Hey guys, this one is a 2 in 1 question:

I recently ran a macro to change the file type on 30 or so word documents to change it from .doc to .docx. I noticed after using the macro, the Author of the files changed to 'LMDeGarion'. I am sure Mr. DeGarion is a nice fellow, however, it is misleading for me to distribute my word documents with an incorrect author.

I saved one document and found how to change the author, but I have lots of documents I need to change.
1.) Need a macro that can batch edit the author.

In the meantime - 

Does anyone know how to correct this macro (see attached) so in the future it doesn't change the author to 'LMDeGarion'?


Sub ConvertDoc2Docx()
    Dim strPath As String
    Dim strFile As String
    Dim doc As Document
    With Application.FileDialog(4) ' msoFileDialogFolderPicker
        If .Show Then
            strPath = .SelectedItems(1)
        Else
            MsgBox "You didn't select a folder. Exiting...", vbInformation
            Exit Sub
        End If
    End With
    Application.ScreenUpdating = False
    If Right(strPath, 1) <> "\" Then
        strPath = strPath & "\"
    End If
    strFile = Dir(strPath & "*.doc")
    Do While strFile <> ""
        Set doc = Documents.Open(FileName:=strPath & strFile, _
            AddToRecentFiles:=False)
        doc.SaveAs FileName:=strPath & strFile & "x", _
            FileFormat:=wdFormatXMLDocument, AddToRecentFiles:=False
        doc.Close SaveChanges:=False
        strFile = Dir
    Loop
    Application.ScreenUpdating = True
End Sub

----------


## TMS

I'm guessing that is the Office user name on the machine that you are using.

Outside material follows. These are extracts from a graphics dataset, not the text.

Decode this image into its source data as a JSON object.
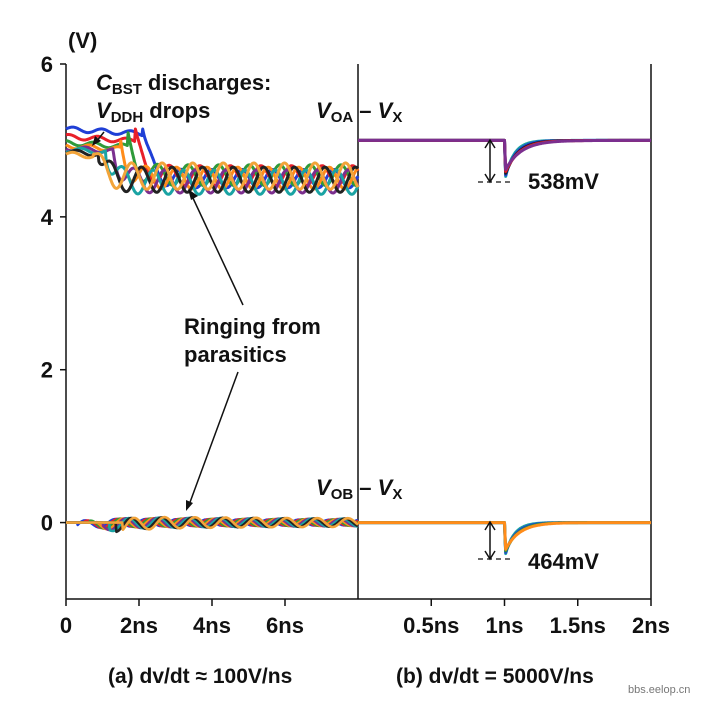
{
  "chart_data": {
    "type": "line",
    "y_unit": "(V)",
    "ylim": [
      -1,
      6
    ],
    "y_ticks": [
      0,
      2,
      4,
      6
    ],
    "panels": [
      {
        "id": "a",
        "caption": "(a) dv/dt ≈ 100V/ns",
        "x_unit": "ns",
        "xlim": [
          0,
          8
        ],
        "x_ticks": [
          0,
          2,
          4,
          6
        ],
        "x_tick_labels": [
          "0",
          "2ns",
          "4ns",
          "6ns"
        ],
        "upper": {
          "start_levels": [
            5.15,
            5.05,
            4.97,
            4.93,
            4.9,
            4.88,
            4.85,
            4.82
          ],
          "drop_times": [
            2.1,
            1.9,
            1.7,
            1.5,
            1.3,
            1.1,
            0.9,
            0.75
          ],
          "settled_level": 4.5,
          "ringing_amplitude": 0.15
        },
        "lower": {
          "level": 0.0,
          "ringing_amplitude": 0.07
        }
      },
      {
        "id": "b",
        "caption": "(b) dv/dt = 5000V/ns",
        "x_unit": "ns",
        "xlim": [
          0,
          2
        ],
        "x_ticks": [
          0.5,
          1,
          1.5,
          2
        ],
        "x_tick_labels": [
          "0.5ns",
          "1ns",
          "1.5ns",
          "2ns"
        ],
        "upper": {
          "level": 5.0,
          "dip_time": 1.0,
          "dip_mV": 538
        },
        "lower": {
          "level": 0.0,
          "dip_time": 1.0,
          "dip_mV": 464
        }
      }
    ],
    "series_colors": [
      "#1f3fd6",
      "#e8202a",
      "#2e9a3a",
      "#ff8c1a",
      "#7b2f8f",
      "#1aa3a3",
      "#222222",
      "#f2a43a"
    ],
    "annotations": {
      "cbst_main": "C",
      "cbst_sub": "BST",
      "cbst_rest": "discharges:",
      "vddh_main": "V",
      "vddh_sub": "DDH",
      "vddh_rest": "drops",
      "ringing_line1": "Ringing from",
      "ringing_line2": "parasitics",
      "voa_v": "V",
      "voa_sub": "OA",
      "vx_dash": " – ",
      "vx_v": "V",
      "vx_sub": "X",
      "vob_v": "V",
      "vob_sub": "OB",
      "dip_a_label": "538mV",
      "dip_b_label": "464mV"
    },
    "watermark": "bbs.eelop.cn"
  }
}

Check Word Options (not sure how you do that in 2013), Popular, User Name.  If that has "LMDeGarion", that's your problem.  Edit it to your name.

If it's not that, no idea where it's coming from.


Regards, TMS

----------


## Chrisdudley7

Thanks for the info - yeah the author name is still correct and what it should be, this 'DeGarion' name popped up as the author on the documents after I used the macro.

----------